Hilfe zur Pflege: Bewilligung

Allgemeine Informationen

Wer pflegebedürftig ist, keine oder keine ausreichenden Leistungen seiner Pflegekasse erhält und nicht über ausreichend Einkommen und Vermögen zur eigenständigen Bedarfsdeckung verfügt, kann Leistungen der Hilfe zur Pflege in der Häuslichkeit oder in einem Pflegeheim erhalten.

Voraussetzung

  • Vorliegen eines Pflegegrades

Die Hilfe zur Pflege hat die Aufgabe, die existentiellen Lebensbedürfnisse und ein menschenwürdiges Dasein auch im Falle der - durch körperliche, geistige oder seelische Krankheit oder Behinderung bedingten - Hilflosigkeit sicher zu stellen.

Anspruch auf Hilfe zur Pflege nach dem SGB XII haben Pflegebedürftige im Sinne des Pflegeversicherungsgesetzes, soweit die einkommens- und vermögensrechtlichen Vorraussetzungen erfüllt sind. Die Hilfe umfasst häusliche Pflege, teilstationäre Pflege, vollstationäre Pflege, Kurzzeitpflege und die Versorgung mit Hilfsmitteln.

An wen muss ich mich wenden?

Anträge auf Kostenübernahme im Rahmen der Hilfe zur Pflege sind bei dem Fachdienst Soziales des Landkreises Diepholz zu stellen.

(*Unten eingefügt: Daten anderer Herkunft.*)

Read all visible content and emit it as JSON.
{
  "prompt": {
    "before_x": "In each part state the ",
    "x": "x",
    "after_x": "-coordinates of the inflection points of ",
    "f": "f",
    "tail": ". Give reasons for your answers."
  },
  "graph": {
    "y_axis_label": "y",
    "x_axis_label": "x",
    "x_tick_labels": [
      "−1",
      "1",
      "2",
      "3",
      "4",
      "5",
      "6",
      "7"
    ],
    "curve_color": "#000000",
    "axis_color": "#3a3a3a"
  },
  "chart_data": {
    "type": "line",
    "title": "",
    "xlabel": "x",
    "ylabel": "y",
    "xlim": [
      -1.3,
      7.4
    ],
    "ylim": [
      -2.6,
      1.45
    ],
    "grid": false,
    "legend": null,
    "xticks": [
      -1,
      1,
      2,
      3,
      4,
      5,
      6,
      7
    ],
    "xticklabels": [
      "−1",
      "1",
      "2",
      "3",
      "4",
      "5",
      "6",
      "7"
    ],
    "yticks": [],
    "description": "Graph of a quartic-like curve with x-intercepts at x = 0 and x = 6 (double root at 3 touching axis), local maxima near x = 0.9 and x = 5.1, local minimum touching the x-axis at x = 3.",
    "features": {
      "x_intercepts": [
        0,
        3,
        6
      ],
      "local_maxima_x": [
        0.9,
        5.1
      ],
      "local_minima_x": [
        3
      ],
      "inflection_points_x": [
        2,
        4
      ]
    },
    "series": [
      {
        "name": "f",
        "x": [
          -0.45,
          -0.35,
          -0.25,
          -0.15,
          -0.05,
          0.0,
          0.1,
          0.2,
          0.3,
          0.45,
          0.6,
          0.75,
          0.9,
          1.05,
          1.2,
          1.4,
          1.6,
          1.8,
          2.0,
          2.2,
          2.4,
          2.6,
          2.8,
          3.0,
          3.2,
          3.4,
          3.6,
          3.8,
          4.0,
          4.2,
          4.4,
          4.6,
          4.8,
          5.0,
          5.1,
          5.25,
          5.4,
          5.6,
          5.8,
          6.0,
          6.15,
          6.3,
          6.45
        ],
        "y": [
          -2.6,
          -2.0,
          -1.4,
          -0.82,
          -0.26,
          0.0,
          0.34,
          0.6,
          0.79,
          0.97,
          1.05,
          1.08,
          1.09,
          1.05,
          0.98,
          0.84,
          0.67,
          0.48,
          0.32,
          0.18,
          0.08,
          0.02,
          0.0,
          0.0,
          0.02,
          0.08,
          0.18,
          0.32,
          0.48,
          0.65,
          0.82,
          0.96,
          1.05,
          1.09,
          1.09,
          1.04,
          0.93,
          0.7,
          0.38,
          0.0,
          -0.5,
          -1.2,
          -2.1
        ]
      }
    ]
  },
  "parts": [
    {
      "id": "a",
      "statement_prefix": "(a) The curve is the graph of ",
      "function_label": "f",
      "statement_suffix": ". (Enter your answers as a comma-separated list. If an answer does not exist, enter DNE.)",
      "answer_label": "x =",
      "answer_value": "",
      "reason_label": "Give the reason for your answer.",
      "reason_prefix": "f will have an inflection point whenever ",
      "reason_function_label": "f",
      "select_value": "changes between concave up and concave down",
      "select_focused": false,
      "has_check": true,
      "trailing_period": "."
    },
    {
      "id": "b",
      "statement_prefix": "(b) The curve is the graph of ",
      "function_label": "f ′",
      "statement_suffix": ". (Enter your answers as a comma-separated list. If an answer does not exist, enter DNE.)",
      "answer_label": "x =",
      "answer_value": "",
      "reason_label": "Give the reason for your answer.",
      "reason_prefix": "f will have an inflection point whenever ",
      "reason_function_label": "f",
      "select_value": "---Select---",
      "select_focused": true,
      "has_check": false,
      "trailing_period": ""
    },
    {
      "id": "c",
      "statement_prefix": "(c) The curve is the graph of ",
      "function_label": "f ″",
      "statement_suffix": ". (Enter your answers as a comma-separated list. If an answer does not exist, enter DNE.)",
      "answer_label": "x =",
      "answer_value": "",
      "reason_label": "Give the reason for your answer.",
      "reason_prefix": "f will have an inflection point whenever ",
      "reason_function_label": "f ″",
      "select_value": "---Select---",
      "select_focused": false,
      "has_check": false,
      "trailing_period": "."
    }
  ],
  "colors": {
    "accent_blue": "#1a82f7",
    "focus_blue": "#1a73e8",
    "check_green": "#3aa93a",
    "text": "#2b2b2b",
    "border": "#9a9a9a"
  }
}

Welche Unterlagen werden benötigt?

Nachweise über Einkommen und Vermögen.

Welche Gebühren fallen an?

Es fallen keine Gebühren an.

Welche Fristen muss ich beachten?

Es müssen ggf. Fristen beachtet werden. Wenden Sie sich bitte an die zuständige Stelle.

Was sollte ich sonst noch wissen?

Zum 01.01.2017 wurden die bisher geltenden Pflegestufen „0“, 1, 2 und 3 von den fünf neuen Pfle-gegraden 1, 2, 3, 4 und 5 abgelöst. Seitdem dienen Pflegegrad 1, Pflegegrad 2, Pflegegrad 3, Pflege-grad 4 und Pflegegrad 5 zur Einstufung der Pflegebedürftigkeit von Betroffenen. Diese Änderungen sollen im Rahmen des Zweiten Pflegestärkungsgesetzes (PSG II) vor allem demenzkranken Älteren die gleichen Pflegeleistungen zusichern wie körperlich Pflegebedürftigen.